Conclusions/Significance
Our study shows that reproducibility was good in both plasma and serum, and better in plasma. Furthermore, as long as the same blood preparation procedure is used, either matrix should generate similar results in clinical and biological studies. The higher metabolite concentrations in serum, however, make it possible to provide more sensitive results in biomarker detection.
Introduction
Human plasma and serum are commonly used matrices in biological and clinical studies. Serum is preferred in some assays for cardiac troponins [1] whereas plasma is favored in oral glucose tolerance tests for diabetes [2]. As reviewed by Mannello [3], use of the wrong matrix (e.g. plasma in place of serum) can lead to improper diagnosis. Both plasma and serum are derived from full blood that has undergone different biochemical processes after blood collection. Serum is obtained from blood that has coagulated. Fibrin clots formed during coagulation, along with blood cells and related coagulation factors, are separated from serum by centrifugation. During this process, platelets release proteins (e.g. proinflammatory cytokines [4]) and metabolites (e.g. sphingosine-1-phosphate [5]) into the serum. To obtain plasma, an anticoagulant like EDTA or heparin is added before the removal of blood cells.
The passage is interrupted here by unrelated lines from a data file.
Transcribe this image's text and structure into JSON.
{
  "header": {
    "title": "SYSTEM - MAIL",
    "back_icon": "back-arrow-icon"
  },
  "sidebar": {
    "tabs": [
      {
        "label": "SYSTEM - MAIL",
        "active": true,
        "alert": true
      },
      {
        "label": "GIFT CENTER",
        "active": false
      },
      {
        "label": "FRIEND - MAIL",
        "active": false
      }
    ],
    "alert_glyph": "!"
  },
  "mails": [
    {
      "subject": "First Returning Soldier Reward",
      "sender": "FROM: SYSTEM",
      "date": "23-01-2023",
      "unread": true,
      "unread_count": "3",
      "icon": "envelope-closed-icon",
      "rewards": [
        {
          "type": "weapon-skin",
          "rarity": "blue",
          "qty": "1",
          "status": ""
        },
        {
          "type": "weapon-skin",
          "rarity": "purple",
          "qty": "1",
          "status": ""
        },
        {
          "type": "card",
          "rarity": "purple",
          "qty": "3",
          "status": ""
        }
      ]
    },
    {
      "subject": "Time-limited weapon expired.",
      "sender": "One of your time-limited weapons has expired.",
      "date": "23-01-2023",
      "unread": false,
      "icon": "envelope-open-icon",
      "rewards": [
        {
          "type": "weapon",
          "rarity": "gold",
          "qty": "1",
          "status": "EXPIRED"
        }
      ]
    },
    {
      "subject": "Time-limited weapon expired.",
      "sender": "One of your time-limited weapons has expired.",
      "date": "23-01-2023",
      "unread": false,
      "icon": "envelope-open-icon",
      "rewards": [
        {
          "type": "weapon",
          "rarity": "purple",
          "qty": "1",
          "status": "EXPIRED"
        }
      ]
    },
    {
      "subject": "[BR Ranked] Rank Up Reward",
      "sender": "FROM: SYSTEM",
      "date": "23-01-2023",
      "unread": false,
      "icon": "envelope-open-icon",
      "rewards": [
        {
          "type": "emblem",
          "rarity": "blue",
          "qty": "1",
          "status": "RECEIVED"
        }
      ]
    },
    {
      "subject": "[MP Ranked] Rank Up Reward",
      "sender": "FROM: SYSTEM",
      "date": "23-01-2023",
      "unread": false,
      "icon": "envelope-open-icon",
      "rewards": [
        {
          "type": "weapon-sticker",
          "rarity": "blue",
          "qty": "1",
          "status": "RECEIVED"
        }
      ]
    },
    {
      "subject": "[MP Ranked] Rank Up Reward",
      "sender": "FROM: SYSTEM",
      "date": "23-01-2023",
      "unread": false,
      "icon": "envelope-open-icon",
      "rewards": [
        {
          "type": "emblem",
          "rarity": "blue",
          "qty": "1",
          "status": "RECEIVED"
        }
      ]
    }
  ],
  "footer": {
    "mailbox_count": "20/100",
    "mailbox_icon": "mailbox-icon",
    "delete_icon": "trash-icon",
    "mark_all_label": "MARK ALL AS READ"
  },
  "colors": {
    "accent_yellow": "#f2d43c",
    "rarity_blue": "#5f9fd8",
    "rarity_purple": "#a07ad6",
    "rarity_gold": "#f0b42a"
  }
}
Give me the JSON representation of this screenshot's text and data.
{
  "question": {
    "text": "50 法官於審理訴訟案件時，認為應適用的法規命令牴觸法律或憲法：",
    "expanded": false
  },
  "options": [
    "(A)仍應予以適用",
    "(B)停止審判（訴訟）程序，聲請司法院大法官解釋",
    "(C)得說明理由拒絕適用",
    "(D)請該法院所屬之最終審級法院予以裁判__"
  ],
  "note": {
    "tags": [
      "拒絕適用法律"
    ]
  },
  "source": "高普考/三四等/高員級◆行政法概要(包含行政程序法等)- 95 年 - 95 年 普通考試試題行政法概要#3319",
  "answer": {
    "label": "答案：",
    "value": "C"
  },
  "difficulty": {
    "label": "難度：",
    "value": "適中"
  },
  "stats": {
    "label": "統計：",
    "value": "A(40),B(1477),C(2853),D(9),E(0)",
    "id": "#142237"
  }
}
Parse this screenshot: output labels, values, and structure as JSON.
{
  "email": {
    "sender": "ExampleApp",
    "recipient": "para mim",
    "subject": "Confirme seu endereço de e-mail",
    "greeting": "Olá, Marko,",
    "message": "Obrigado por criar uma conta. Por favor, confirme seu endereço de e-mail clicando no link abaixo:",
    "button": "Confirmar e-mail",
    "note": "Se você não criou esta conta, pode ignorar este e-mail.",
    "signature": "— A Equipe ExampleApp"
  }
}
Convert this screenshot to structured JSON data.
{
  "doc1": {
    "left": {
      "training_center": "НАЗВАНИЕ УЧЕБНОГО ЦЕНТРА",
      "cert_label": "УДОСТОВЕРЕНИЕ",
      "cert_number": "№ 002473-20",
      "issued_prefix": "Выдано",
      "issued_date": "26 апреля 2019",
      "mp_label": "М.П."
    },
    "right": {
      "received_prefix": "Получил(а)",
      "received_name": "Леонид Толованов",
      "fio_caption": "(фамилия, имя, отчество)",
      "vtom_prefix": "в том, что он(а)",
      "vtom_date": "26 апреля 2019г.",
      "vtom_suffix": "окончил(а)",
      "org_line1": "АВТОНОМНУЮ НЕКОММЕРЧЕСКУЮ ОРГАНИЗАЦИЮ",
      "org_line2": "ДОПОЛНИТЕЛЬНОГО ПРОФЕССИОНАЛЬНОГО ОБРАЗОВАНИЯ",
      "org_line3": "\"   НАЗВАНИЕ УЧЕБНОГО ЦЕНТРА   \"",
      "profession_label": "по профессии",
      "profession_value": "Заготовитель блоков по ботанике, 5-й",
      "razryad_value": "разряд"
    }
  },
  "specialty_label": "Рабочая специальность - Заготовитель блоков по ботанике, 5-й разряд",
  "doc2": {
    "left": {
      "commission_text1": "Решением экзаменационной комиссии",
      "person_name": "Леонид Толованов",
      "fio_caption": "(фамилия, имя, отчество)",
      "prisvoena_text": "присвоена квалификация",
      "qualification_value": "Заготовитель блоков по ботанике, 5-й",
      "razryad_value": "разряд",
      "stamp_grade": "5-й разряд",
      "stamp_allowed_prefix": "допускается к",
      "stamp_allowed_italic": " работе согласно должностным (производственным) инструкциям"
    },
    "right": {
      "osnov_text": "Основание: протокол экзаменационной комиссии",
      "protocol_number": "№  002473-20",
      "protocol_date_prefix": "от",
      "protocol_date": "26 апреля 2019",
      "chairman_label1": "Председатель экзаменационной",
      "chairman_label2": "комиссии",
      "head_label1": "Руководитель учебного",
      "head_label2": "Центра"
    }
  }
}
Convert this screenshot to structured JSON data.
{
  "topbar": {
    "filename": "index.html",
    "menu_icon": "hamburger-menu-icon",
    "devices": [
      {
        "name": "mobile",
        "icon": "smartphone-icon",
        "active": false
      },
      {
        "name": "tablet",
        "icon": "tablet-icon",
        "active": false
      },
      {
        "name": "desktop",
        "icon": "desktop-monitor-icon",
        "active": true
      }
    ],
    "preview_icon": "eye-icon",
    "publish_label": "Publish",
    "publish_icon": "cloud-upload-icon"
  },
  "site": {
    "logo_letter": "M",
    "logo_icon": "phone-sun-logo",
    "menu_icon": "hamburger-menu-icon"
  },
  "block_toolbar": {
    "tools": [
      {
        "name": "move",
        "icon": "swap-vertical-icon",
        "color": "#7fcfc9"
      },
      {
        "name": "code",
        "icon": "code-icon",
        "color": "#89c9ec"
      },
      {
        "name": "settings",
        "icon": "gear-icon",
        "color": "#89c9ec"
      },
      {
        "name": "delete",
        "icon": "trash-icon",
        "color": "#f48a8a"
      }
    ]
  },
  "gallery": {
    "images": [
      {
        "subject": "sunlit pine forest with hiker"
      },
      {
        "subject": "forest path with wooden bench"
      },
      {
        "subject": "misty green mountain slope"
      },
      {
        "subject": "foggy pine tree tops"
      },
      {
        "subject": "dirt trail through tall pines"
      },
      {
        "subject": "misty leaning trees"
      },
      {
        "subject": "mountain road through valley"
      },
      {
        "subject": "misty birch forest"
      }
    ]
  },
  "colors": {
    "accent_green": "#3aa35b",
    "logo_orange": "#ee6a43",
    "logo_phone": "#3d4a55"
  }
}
Several studies have examined the proteomic differences between plasma and serum [6]. In the newly emerging field of metabolomics [7]–[10], there were only a few recent studies related to this subject (e.g. comparing different biofluids [11] or comparing plasma and serum from animal blood [12]). Moreover, two studies using small samples of around 15 human participants addressed this issue with conflicting results. Teahan et al. [13] reported minimal differences between the two matrices while Liu et al. [14] observed changes ranging from 0.03 to 18-fold. Here, we performed a targeted metabolomics study of 163 metabolites to compare plasma and serum samples from 377 individuals. The results showed a good reproducibility of metabolite concentrations in both plasma and serum, although somewhat better in plasma. There was also a clear discrimination between the metabolite profiles of plasma and serum. Metabolite concentrations were generally higher in serum, yet still highly correlated between the two matrices. Furthermore, serum revealed more potential biomarkers than plasma when comparing different phenotypes.
Results
We analyzed the concentrations of 122 metabolites in both EDTA plasma and serum collected from 377 German participants of the KORA (Cooperative Health Research in the Region of Augsburg) F3 study [15], [16]. These plasma and serum samples were measured separately in 10 plates. In order to reduce potential bias and authenticate our findings, measurements on samples from 83 randomly chosen KORA F3 participants were repeated in two further plates, this time including both the plasma and the corresponding serum sample from each person in the same plate and all these samples were randomly distributed.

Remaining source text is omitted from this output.